Thomas and Nick came behind them with the toy theater, which they were to quietly insinuate into Janet's closet until it was wanted. She had had to clean up the closet floor for this purpose, greatly astonishing Molly. "I can see rereading The Lord of the Rings instead of studying for finals," she had said, "but why clean your closet?"
Now she lifted her head with great deliberation from her book and surveyed them all, Tina and Janet and Robin and Thomas and Nick, with as forbidding an expression as freckles and large blue eyes would allow. Janet had a sudden awful feeling that Molly did not like surprises. Then Molly grinned. "Lucky for you idiots I didn't decide to study in the library," she said; and flinging the despised physics book in the general direction of the sink, she bounced off the bed and blew out the candles on her cake.
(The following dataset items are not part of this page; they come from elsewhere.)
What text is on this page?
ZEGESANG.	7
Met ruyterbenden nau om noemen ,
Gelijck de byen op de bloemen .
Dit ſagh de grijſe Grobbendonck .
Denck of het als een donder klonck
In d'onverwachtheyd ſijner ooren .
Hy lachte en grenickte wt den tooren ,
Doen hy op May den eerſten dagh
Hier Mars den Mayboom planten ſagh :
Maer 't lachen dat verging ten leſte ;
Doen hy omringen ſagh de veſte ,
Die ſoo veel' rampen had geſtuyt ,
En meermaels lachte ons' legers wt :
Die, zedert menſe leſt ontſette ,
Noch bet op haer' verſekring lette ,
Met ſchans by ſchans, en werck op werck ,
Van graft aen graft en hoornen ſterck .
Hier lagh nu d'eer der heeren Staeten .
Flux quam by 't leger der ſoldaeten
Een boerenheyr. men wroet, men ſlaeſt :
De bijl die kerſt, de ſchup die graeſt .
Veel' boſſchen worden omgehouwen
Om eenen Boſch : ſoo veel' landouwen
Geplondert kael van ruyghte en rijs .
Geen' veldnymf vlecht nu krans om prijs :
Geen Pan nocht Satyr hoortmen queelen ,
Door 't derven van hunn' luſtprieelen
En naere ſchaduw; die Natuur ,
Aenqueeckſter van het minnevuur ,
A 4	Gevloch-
Robin had already given her the necklace that morning; she was wearing it now, with a Grateful Dead T-shirt, having remarked in passing that it was a pity the Dead had not chosen lilies as their flower, since Janet's necklace would have been more becoming to the shirt as it was. She clearly had no expectation of any presents aside from the cake. Tina and Janet had left it to Thomas to decide when to bring the thing out of the closet, and he seemed in no hurry about it.
Tina handed Molly a long knife abstracted from the Food Service by Thomas, who was on financial aid and worked in Taylor, poor creature, five mornings a week. Molly used the point of the knife to pry off all the sugar roses, which she then distributed at mathematically exact locations around the cake. Everybody got one and a half of them.